Download a free copy of Deborah's article entitled: 50/50 Parenting Plans During Separation and Divorce: Practical Considerations for Mediating Parenting Plans
Download a free copy of Jennifer McIntosh, Ph.D's article entitled: Because It’s for the Kids - Building a Secure Parenting Base After Separation
What is a parenting agreement?
A parenting agreement is a legally binding plan reached by both parents that sets up terms and conditions about how both parents intend to raise their child(ren). A parenting agreement involves more than just the custody of the children. A parenting agreement can include various aspects of the children’s upbringing, including holidays and school breaks, travel arrangements, decision-making (both day-to-day decisions and major decisions), and the relocation of one parent. The agreement can also include who has access to information (school, medical, etc.) and communication with the children. There can be added provisions by the parents including communication with significant others or other family members, dispute resolution in the event of future disagreements, and wills. While some provisions are required for the agreement, many can be added at the parents’ discretion. If parents are worried that a parenting agreement will lock them in to terms they may not agree on in the future, the agreement may also include provisions for future changes that they may want to make and how those changes can be implemented.
Although tensions may be high and initial discussions may seem combative, parents who are able to set aside conflict and create a thorough parenting agreement will benefit in the long run. Making shared decisions upfront will seem impossible for some, but it is important to remember that the benefits of overcoming any built-up hostilities will heavily outweigh the difficulties. A good parenting agreement will allow children to have consistency with their parental relationships and feel secure through the process. A looming divorce can be difficult on children, but with a solid agreement in place, children will be able to adjust more quickly to the new situation.
What does a parenting agreement look like?
Parents may use a standard form to create a parenting agreement or may draft their own. It is wise to work with an attorney to ensure that the agreement is durable and that both parties have a solid basis of understanding of available options and applicable law.

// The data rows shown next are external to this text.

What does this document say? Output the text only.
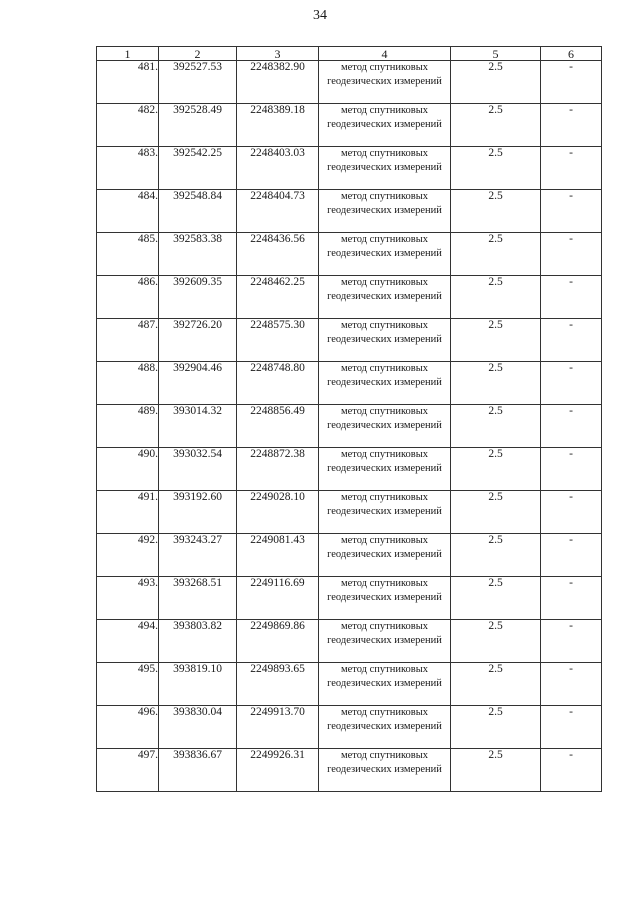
34
1	2	3	4	5	6
481.	392527.53	2248382.90	метод спутниковых геодезических измерений	2.5	-
482.	392528.49	2248389.18	метод спутниковых геодезических измерений	2.5	-
483.	392542.25	2248403.03	метод спутниковых геодезических измерений	2.5	-
484.	392548.84	2248404.73	метод спутниковых геодезических измерений	2.5	-
485.	392583.38	2248436.56	метод спутниковых геодезических измерений	2.5	-
486.	392609.35	2248462.25	метод спутниковых геодезических измерений	2.5	-
487.	392726.20	2248575.30	метод спутниковых геодезических измерений	2.5	-
488.	392904.46	2248748.80	метод спутниковых геодезических измерений	2.5	-
489.	393014.32	2248856.49	метод спутниковых геодезических измерений	2.5	-
490.	393032.54	2248872.38	метод спутниковых геодезических измерений	2.5	-
491.	393192.60	2249028.10	метод спутниковых геодезических измерений	2.5	-
492.	393243.27	2249081.43	метод спутниковых геодезических измерений	2.5	-
493.	393268.51	2249116.69	метод спутниковых геодезических измерений	2.5	-
494.	393803.82	2249869.86	метод спутниковых геодезических измерений	2.5	-
495.	393819.10	2249893.65	метод спутниковых геодезических измерений	2.5	-
496.	393830.04	2249913.70	метод спутниковых геодезических измерений	2.5	-
497.	393836.67	2249926.31	метод спутниковых геодезических измерений	2.5	-
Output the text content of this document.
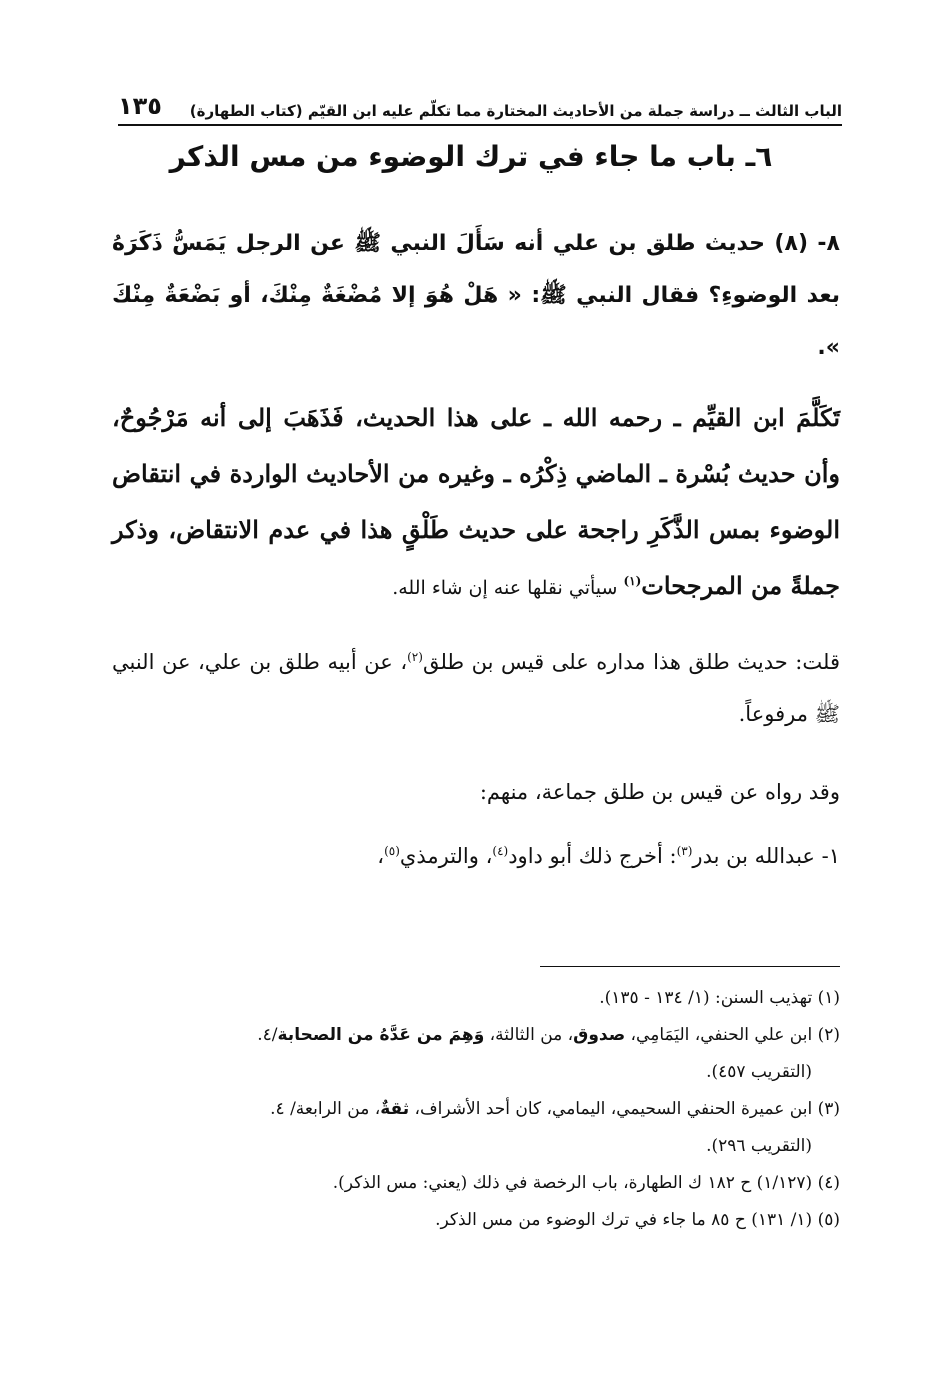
الباب الثالث ــ دراسة جملة من الأحاديث المختارة مما تكلّم عليه ابن القيّم (كتاب الطهارة)
١٣٥
٦ـ باب ما جاء في ترك الوضوء من مس الذكر
٨- (٨) حديث طلق بن علي أنه سَأَلَ النبي ﷺ عن الرجل يَمَسُّ ذَكَرَهُ بعد الوضوءِ؟ فقال النبي ﷺ: « هَلْ هُوَ إلا مُضْغَةٌ مِنْكَ، أو بَضْعَةٌ مِنْكَ ».
تَكَلَّمَ ابن القيِّم ـ رحمه الله ـ على هذا الحديث، فَذَهَبَ إلى أنه مَرْجُوحٌ، وأن حديث بُسْرة ـ الماضي ذِكْرُه ـ وغيره من الأحاديث الواردة في انتقاض الوضوء بمس الذَّكَرِ راجحة على حديث طَلْقٍ هذا في عدم الانتقاض، وذكر جملةً من المرجحات$^{(١)}$ سيأتي نقلها عنه إن شاء الله.
قلت: حديث طلق هذا مداره على قيس بن طلق$^{(٢)}$، عن أبيه طلق بن علي، عن النبي ﷺ مرفوعاً.
وقد رواه عن قيس بن طلق جماعة، منهم:
١- عبدالله بن بدر$^{(٣)}$: أخرج ذلك أبو داود$^{(٤)}$، والترمذي$^{(٥)}$،

(١) تهذيب السنن: (١/ ١٣٤ - ١٣٥).

(٢) ابن علي الحنفي، اليَمَامِي، صدوق، من الثالثة، وَهِمَ من عَدَّهُ من الصحابة/٤.

(التقريب ٤٥٧).

(٣) ابن عميرة الحنفي السحيمي، اليمامي، كان أحد الأشراف، ثقةٌ، من الرابعة/ ٤.

(التقريب ٢٩٦).

(٤) (١/١٢٧) ح ١٨٢ ك الطهارة، باب الرخصة في ذلك (يعني: مس الذكر).

(٥) (١/ ١٣١) ح ٨٥ ما جاء في ترك الوضوء من مس الذكر.
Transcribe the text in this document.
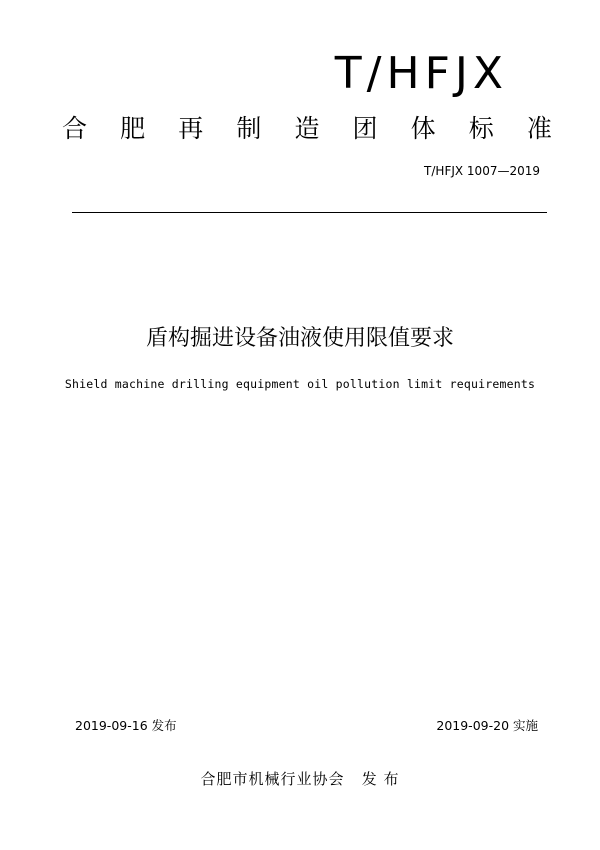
T/HFJX
合 肥 再 制 造 团 体 标 准
T/HFJX 1007—2019
盾构掘进设备油液使用限值要求
Shield machine drilling equipment oil pollution limit requirements
2019-09-16 发布	2019-09-20 实施
合肥市机械行业协会   发 布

What does a parenting agreement contain?
Each parenting agreement is tailored to the needs of the parents and child(ren) and depends on a variety of factors, such as the age of the child(ren), the geographical location of where each parent lives, the resources available to each parent, and the needs of the child(ren).
A very important aspect of creating a parenting agreement is maintaining 100% focus on the children. Any personal feelings parents have towards each other need to be put to the side or addressed somewhere other than the parenting agreement. The focus is to address the children’s best interest. Collaborative law and mediation can be especially beneficial in creating a parenting agreement because these processes seek an optimal result for the whole, rather than one parent “winning” and the other “losing.” A collaborative attorney or mediator can assist the parents in setting aside conflict to move forward with the parenting agreement.
Utilizing collaborative law or mediation can help ensure that the discussions for the parenting agreement remain children-focused, and an experienced collaborative attorney or mediator can help guide the conversation into the appropriate areas. It can also help each parent’s voice be heard so that any concerns for the children will be adequately addressed. This type of environment is very beneficial for parents because it can put them more at ease to make requests and actively listen to what the other has to say. Because the collaborative law and mediation processes are non-adversarial, it allows parents to have the opportunity to create a partnership for the parenting agreement, rather than an environment that pits one against the other.
Because divorce can be a difficult process for children, having a parenting agreement in place can provide structure and consistency. Although communication between parents may be difficult, overcoming that hurdle and working together will benefit the children in the long run.
Will a court follow a parenting agreement?
Courts usually follow a parenting agreement as long as the agreement is in the best interests of the children.